By
The Associated Press
BATUMI, Georgia - Rescuers recovered two black boxes yesterday from a Russian military plane that crashed into a mountain in western Georgia and killed 86 people, officials said.
The Defense Ministry plane was en route from the Chkalovsky military airfield near Moscow and was attempting to land in harsh weather at a Russian military base near Georgia's Black Sea port of Batumi when it crashed Wednesday night.
Rescuers found the plane's voice and data recorders at the crash site about 15 miles east of Batumi, said Temuri Inaishvili, head of the Emergency Situations Ministry for the Adzharia region, where the plane crashed.
Kakha Beridze, an officer from the Georgian Ministry of Emergency Situations, arrived at the site about three hours after the crash with four other workers.
"Rain was falling, the plane was in pieces and everything was on fire," Beridze said.
"There was no one to save. They were all dead."
The head of the Georgian civil aviation agency, Alexander Silagadze, said the plane had veered off course on approach in "difficult weather conditions."
Another official from the Georgian agency, Zurab Chankotadze, told The Associated Press that radar tracking the plane had shown the pilot did not make the final turn necessary for approaching the landing strip.

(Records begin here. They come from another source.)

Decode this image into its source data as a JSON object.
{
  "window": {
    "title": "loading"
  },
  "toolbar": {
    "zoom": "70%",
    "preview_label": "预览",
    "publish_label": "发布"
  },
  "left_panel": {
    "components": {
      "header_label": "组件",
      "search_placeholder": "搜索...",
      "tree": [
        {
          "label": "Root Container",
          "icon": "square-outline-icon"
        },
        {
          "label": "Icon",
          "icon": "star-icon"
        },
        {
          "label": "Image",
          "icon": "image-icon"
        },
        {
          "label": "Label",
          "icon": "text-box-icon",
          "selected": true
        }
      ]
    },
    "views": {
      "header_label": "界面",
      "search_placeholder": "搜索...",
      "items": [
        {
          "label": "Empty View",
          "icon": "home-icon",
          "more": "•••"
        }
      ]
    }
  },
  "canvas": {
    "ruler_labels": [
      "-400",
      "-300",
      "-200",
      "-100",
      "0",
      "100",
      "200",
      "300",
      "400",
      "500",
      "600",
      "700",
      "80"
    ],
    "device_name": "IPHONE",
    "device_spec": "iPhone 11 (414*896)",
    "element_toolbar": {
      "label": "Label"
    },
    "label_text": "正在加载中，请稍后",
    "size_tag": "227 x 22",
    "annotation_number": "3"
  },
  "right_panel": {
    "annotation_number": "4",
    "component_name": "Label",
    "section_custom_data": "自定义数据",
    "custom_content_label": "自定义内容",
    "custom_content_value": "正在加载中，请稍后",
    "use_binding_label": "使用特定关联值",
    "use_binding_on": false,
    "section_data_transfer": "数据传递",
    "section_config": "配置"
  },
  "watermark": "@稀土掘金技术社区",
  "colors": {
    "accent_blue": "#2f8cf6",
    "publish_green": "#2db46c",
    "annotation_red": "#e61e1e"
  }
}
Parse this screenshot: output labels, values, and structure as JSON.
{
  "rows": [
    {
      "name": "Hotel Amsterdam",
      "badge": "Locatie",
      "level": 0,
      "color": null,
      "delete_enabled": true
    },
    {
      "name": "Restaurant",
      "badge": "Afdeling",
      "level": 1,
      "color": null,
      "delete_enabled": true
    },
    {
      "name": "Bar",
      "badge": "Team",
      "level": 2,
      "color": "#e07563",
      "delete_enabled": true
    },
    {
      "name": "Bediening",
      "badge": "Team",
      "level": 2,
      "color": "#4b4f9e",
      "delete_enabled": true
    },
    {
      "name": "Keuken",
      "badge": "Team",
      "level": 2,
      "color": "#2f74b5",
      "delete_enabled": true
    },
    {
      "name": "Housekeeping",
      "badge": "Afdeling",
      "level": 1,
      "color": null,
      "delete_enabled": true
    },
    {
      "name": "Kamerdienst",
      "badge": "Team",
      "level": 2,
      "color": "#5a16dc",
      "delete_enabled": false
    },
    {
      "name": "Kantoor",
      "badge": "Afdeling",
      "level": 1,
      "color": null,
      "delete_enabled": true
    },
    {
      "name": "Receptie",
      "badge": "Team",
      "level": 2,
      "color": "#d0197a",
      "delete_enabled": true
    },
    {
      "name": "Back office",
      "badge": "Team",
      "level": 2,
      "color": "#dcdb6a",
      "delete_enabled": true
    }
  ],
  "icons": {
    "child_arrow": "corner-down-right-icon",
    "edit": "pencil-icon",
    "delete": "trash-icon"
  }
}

"It is so far hard to say whether it was a mistake by the pilot or navigator, or whether the cause was difficult weather conditions," Chankotadze said.
Maj. Gen. Nikolai Zolotov, commander of Russian troops in the Trans-Caucasus region, said the death toll in the crash was 86, including eight children.

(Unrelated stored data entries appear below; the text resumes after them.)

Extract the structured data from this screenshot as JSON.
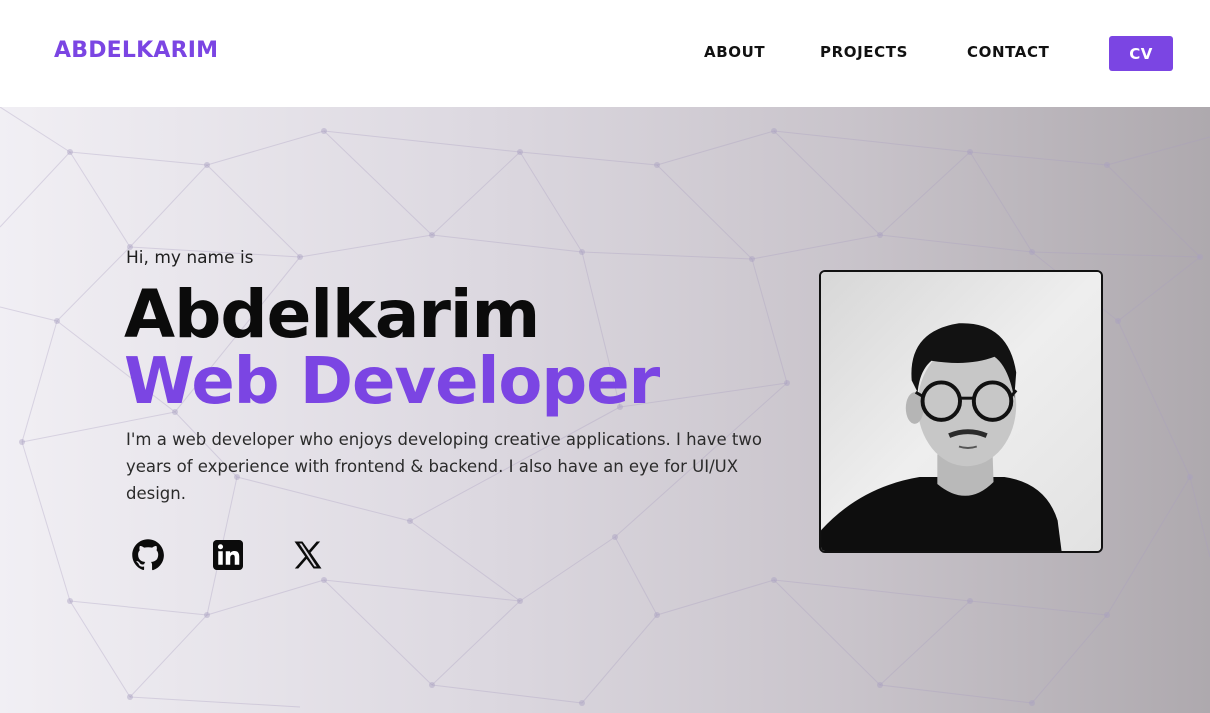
{
  "header": {
    "brand": "ABDELKARIM",
    "nav": [
      "ABOUT",
      "PROJECTS",
      "CONTACT"
    ],
    "cv_label": "CV"
  },
  "hero": {
    "greeting": "Hi, my name is",
    "name": "Abdelkarim",
    "role": "Web Developer",
    "bio": "I'm a web developer who enjoys developing creative applications. I have two years of experience with frontend & backend. I also have an eye for UI/UX design.",
    "socials": [
      "github-icon",
      "linkedin-icon",
      "x-icon"
    ]
  },
  "colors": {
    "accent": "#7b45e3",
    "text_dark": "#0b0b0b"
  }
}
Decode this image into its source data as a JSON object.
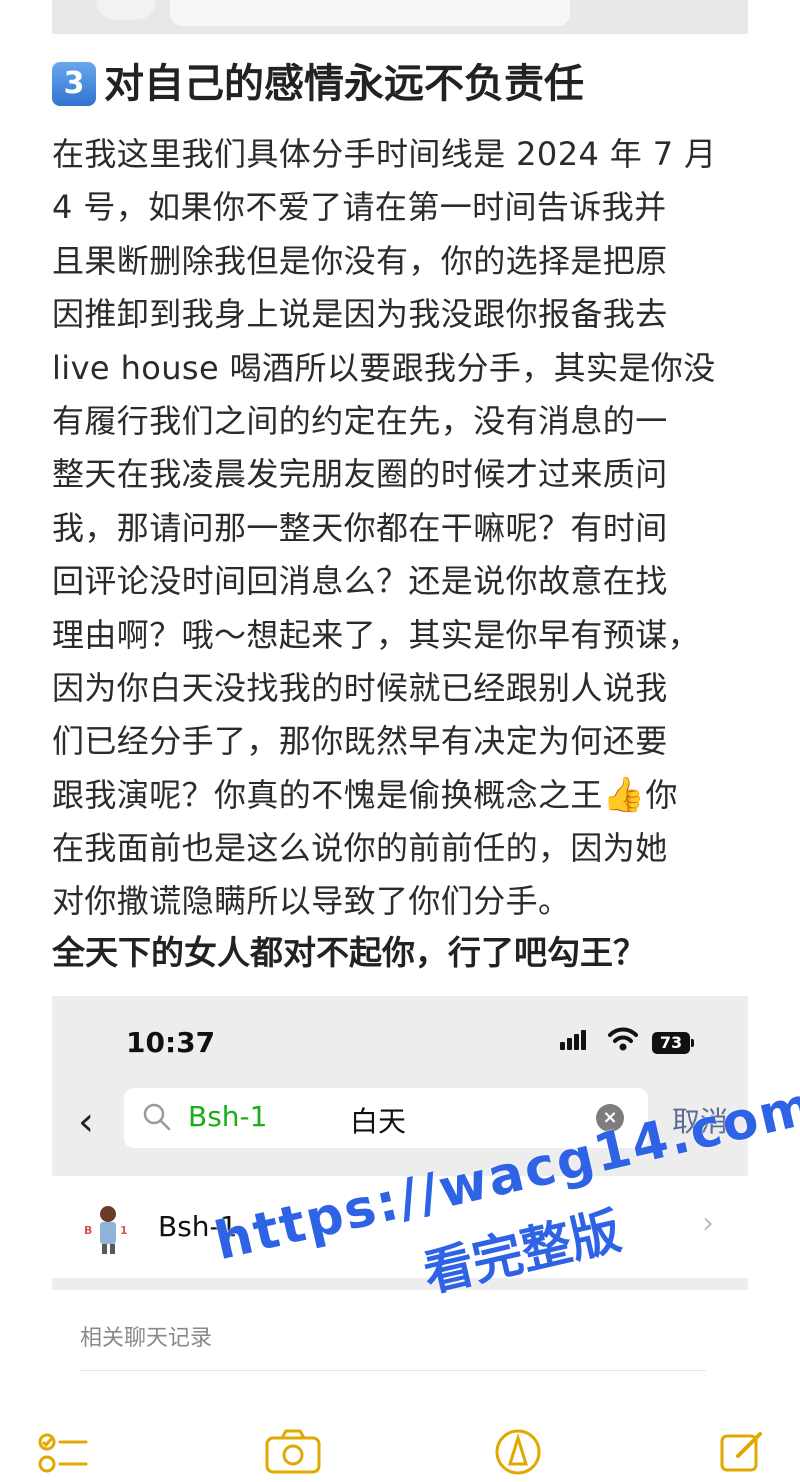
{
  "heading": {
    "badge": "3",
    "title": "对自己的感情永远不负责任"
  },
  "body_lines": [
    "在我这里我们具体分手时间线是 2024 年 7 月",
    "4 号，如果你不爱了请在第一时间告诉我并",
    "且果断删除我但是你没有，你的选择是把原",
    "因推卸到我身上说是因为我没跟你报备我去",
    "live house 喝酒所以要跟我分手，其实是你没",
    "有履行我们之间的约定在先，没有消息的一",
    "整天在我凌晨发完朋友圈的时候才过来质问",
    "我，那请问那一整天你都在干嘛呢？有时间",
    "回评论没时间回消息么？还是说你故意在找",
    "理由啊？哦～想起来了，其实是你早有预谋，",
    "因为你白天没找我的时候就已经跟别人说我",
    "们已经分手了，那你既然早有决定为何还要"
  ],
  "line_13_before": "跟我演呢？你真的不愧是偷换概念之王",
  "line_13_emoji": "👍",
  "line_13_after": "你",
  "body_lines_tail": [
    "在我面前也是这么说你的前前任的，因为她",
    "对你撒谎隐瞒所以导致了你们分手。"
  ],
  "bold_line": "全天下的女人都对不起你，行了吧勾王？",
  "screenshot": {
    "time": "10:37",
    "battery": "73",
    "search_query_highlight": "Bsh-1",
    "search_query_rest": "白天",
    "cancel_label": "取消",
    "contact_name": "Bsh-1",
    "related_label": "相关聊天记录"
  },
  "watermark": {
    "url": "https://wacg14.com",
    "caption": "看完整版"
  },
  "toolbar": {
    "icons": [
      "checklist-icon",
      "camera-icon",
      "markup-icon",
      "compose-icon"
    ]
  },
  "colors": {
    "accent_green": "#1aad19",
    "watermark_blue": "#2f63e6",
    "toolbar_yellow": "#e0a800",
    "cancel_blue": "#5b6b94"
  }
}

The flight was carrying Russian servicemen and their families, as well as 11 crew members. The mail plane would make the trip every two weeks, and relatives would ride on it to visit the servicemen.
An unidentified witness told Russia's ORT television the plane had been in flames before hitting the mountain, called Tirina, or Wailing Mountain. After the crash, three explosions could be heard, witnesses told the AP.
The Il-18 transport crashed 4,250 feet up the mountain, Georgian emergency officials said. Police and military cordoned off a large area and prevented anyone other than emergency workers from approaching.
Georgian President Eduard Shevardnadze arrived in Batumi at midday, after speaking by telephone with his Russian counterpart Vladimir Putin. The two presidents said they would launch a joint investigation.
"There are various versions of the tragedy, and a tragic mistake is not ruled out. However, we'll find out what in fact happened in the course of the investigation," Shevardnadze told the AP.
He said today would be a day of mourning.
"What happened is a tragedy for both Russia and Georgia," he said.
Although Georgia became an independent country after the 1991 Soviet collapse, Russia still maintains military bases there.
Russia is currently removing its troops and equipment from two bases in Georgia and negotiating withdrawal from two more. Equipment from the bases is being shipped through Batumi.
Il-18 planes, which can seat up to 100, first flew in 1957, and production ceased in 1970. The planes were used by the Russian military as submarine hunters and airborne command posts and by the Soviet national airline Aeroflot as passenger planes.